1 Febbraio 2016
Corriere della sera

“Noi valutiamo il caso concreto ma la scelta della bigenitorialità spetta la Parlamento”

“La redazione del sito ha corretto due errori gravi del testo originale”

di Virginia Piccolillo

Panzani e le lodi alla sentenza sull’adozione lesbica: la legge serve, ma noi possiamo già intervenire

ROMA Luciano Panzani lei, da presidente della Corte d’Appello di Roma, durante la cerimonia di inaugurazione dell’anno giudiziario, ha lodato come «bella ed equilibrata» una sentenza che consentiva ad una donna di adottare la figlia della partner. Perché?
«Perché era una sentenza ben fatta, ben motivata e non sposava tesi».
Nemmeno la tesi di chi chiede la «stepchild adoption», contenuta nel ddl Cirinnà in discussione?
«Noi valutiamo il caso concreto. Questo riguardava la madre naturale e l’istanza della compagna che aveva con la bambina una relazione affettiva.

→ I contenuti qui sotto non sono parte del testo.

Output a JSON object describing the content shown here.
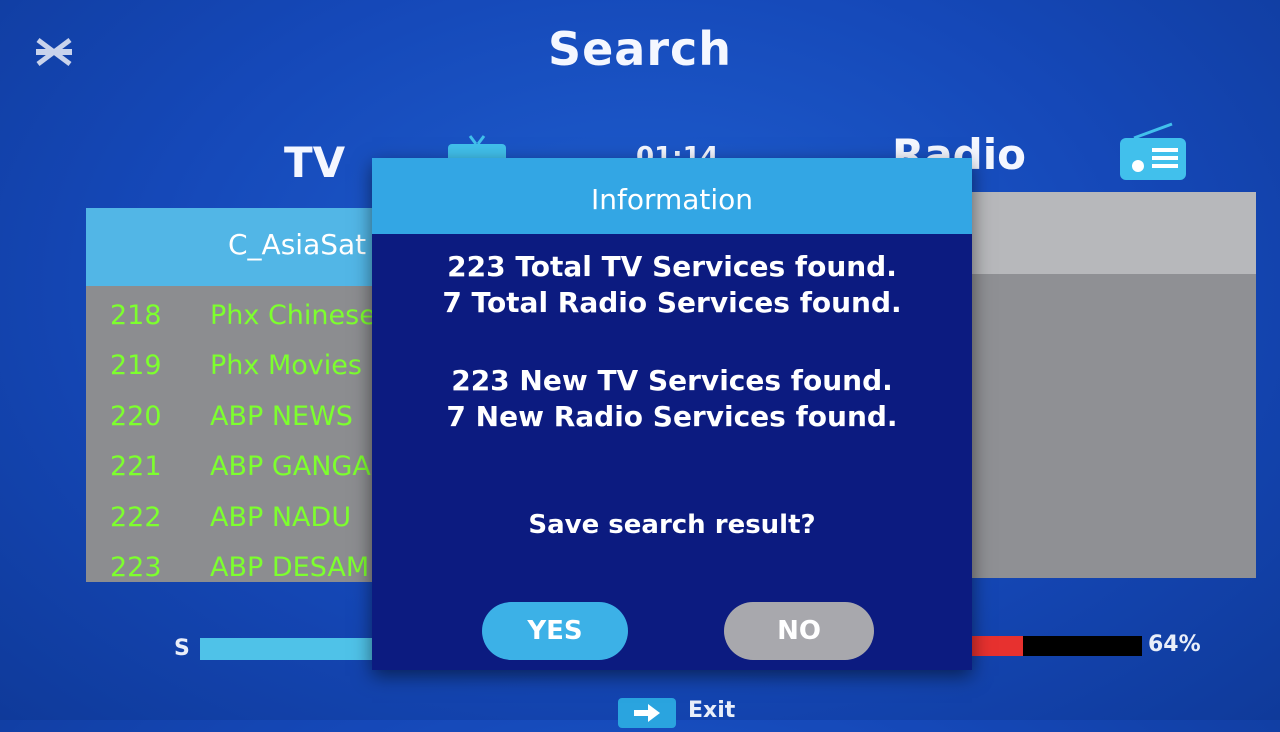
{
  "header": {
    "title": "Search",
    "logo_icon": "app-logo-icon"
  },
  "tv_section": {
    "label": "TV",
    "icon": "tv-icon",
    "satellite": "C_AsiaSat",
    "channels": [
      {
        "number": "218",
        "name": "Phx Chinese"
      },
      {
        "number": "219",
        "name": "Phx Movies"
      },
      {
        "number": "220",
        "name": "ABP NEWS"
      },
      {
        "number": "221",
        "name": "ABP GANGA"
      },
      {
        "number": "222",
        "name": "ABP NADU"
      },
      {
        "number": "223",
        "name": "ABP DESAM"
      }
    ]
  },
  "radio_section": {
    "label": "Radio",
    "icon": "radio-icon"
  },
  "time": "01:14",
  "progress": {
    "signal_label": "S",
    "quality_percent": "64%",
    "quality_value": 0.38
  },
  "footer": {
    "exit_label": "Exit",
    "exit_key_icon": "arrow-right-icon"
  },
  "dialog": {
    "title": "Information",
    "lines": [
      "223 Total TV Services found.",
      "7 Total Radio Services found.",
      "223 New TV Services found.",
      "7 New Radio Services found."
    ],
    "question": "Save search result?",
    "yes_label": "YES",
    "no_label": "NO"
  },
  "colors": {
    "background": "#1548b8",
    "accent": "#33a6e4",
    "dialog": "#0c1b80",
    "channel_text": "#7dff2e",
    "quality": "#e7312f"
  }
}
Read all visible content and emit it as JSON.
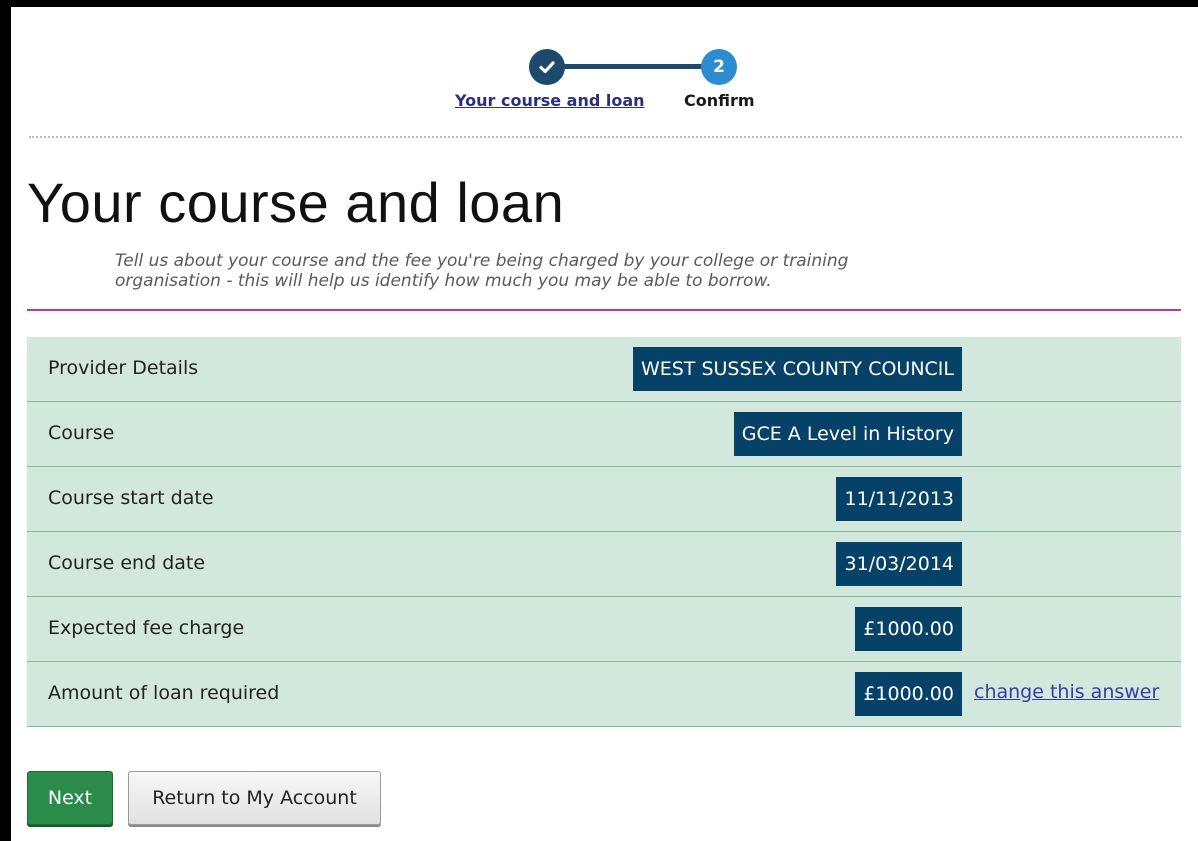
{
  "stepper": {
    "steps": [
      {
        "label": "Your course and loan",
        "state": "complete",
        "icon": "check-icon"
      },
      {
        "label": "Confirm",
        "state": "current",
        "number": "2"
      }
    ]
  },
  "page": {
    "title": "Your course and loan",
    "intro": "Tell us about your course and the fee you're being charged by your college or training organisation - this will help us identify how much you may be able to borrow."
  },
  "summary": {
    "rows": [
      {
        "label": "Provider Details",
        "value": "WEST SUSSEX COUNTY COUNCIL"
      },
      {
        "label": "Course",
        "value": "GCE A Level in History"
      },
      {
        "label": "Course start date",
        "value": "11/11/2013"
      },
      {
        "label": "Course end date",
        "value": "31/03/2014"
      },
      {
        "label": "Expected fee charge",
        "value": "£1000.00"
      },
      {
        "label": "Amount of loan required",
        "value": "£1000.00",
        "link": "change this answer"
      }
    ]
  },
  "actions": {
    "next_label": "Next",
    "return_label": "Return to My Account"
  },
  "colors": {
    "step_complete": "#1d4a6c",
    "step_current": "#2d8cd0",
    "accent_rule": "#c0378e",
    "table_bg": "#d3e8dc",
    "value_bg": "#064168",
    "next_button": "#2a8b4a"
  }
}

La Corte ha ritenuto che, nell’interesse del minore, potesse essere data risposta positiva. Ma secondo una possibilità che, in casi particolari, già oggi c’è».
Il caso dell’adozione del figlio del partner dello stesso sesso, però, è proprio quello di cui si discute. Questa sentenza sembra dare un via libera alla legge. È così?
«No, nella motivazione c’è proprio scritto che la sentenza non si pone il problema di carattere generale che deve risolvere il legislatore. E che la legge consente l’adozione del minore se non è in stato di abbandono, quando c’è un rapporto affettivo, e nell’interesse psicofisico dei figli, senza che ciò possa significare riconoscimento di una bigenitorialità».
Citandola alla vigilia del dibattito ha voluto supportare le richieste delle coppie lesbiche?
«No, no. È una coincidenza, la relazione l’ho scritta tempo fa. E citavo la sentenza per dire che i giudici hanno un grande carico non solo quantitativo, ma anche qualitativo. Ho detto che la scelta della bigenitorialità spetta al Parlamento. Noi applichiamo la legge. Ma quando arriva un caso dobbiamo decidere».
La sentenza apre la via all’adozione di bimbi nati da un «utero in affitto»?
«Non c’entra nulla. La norma si applica nel caso in cui uno sia il genitore naturale».
C’è chi teme, o spera, che la legge porti in quella direzione. Poi due partner maschi potrebbero programmare la maternità surrogata sicuri di poter adottare il bambino nato.
« Lo vedo molto complesso e poco opportuno. C’è stato un corto circuito mentale, su questo tema, da entrambe le parti. Prima viene l’interesse del minore e poi il desiderio di paternità. È brutale, ma bisogna dirlo… Non si può arrivare a ordinare un bambino, come si va a comprare un cucciolo».
C’è chi rivendica famiglie stabili e felici nate così.
« Certo. E a distanza di tempo, e in presenza di un rapporto stabile, meglio lasciare lì i bambini. Ma nella nostra legislazione non si può disporre né della donna, né del piccolo».
E se la donna acconsente?
«Anche se stipula un contratto commerciale il figlio è suo. Ha il diritto di abortire. O di ripensarci. E il bambino ha il diritto ad avere una madre e, se abbandonato, ad un affido e poi all’adozione. Per scegliere la soluzione migliore per lui».
La soluzione migliore prevede sessi diversi?
«Oggi è così. Si pensa all’identificazione che i bambini hanno un po’ con l’uno un po’ con l’altro. Ma anche se domani si decidesse diversamente non verrebbe tolto l’ostacolo all’utero in affitto. Mancano le garanzie: an che le adozioni internazionali quando c’è il sospetto di operazioni commerciali vengono bloccate. Se si pensasse di arrivare con il neonato della mamma surrogata il bimbo potrebbe essere bloccato o dato in affido».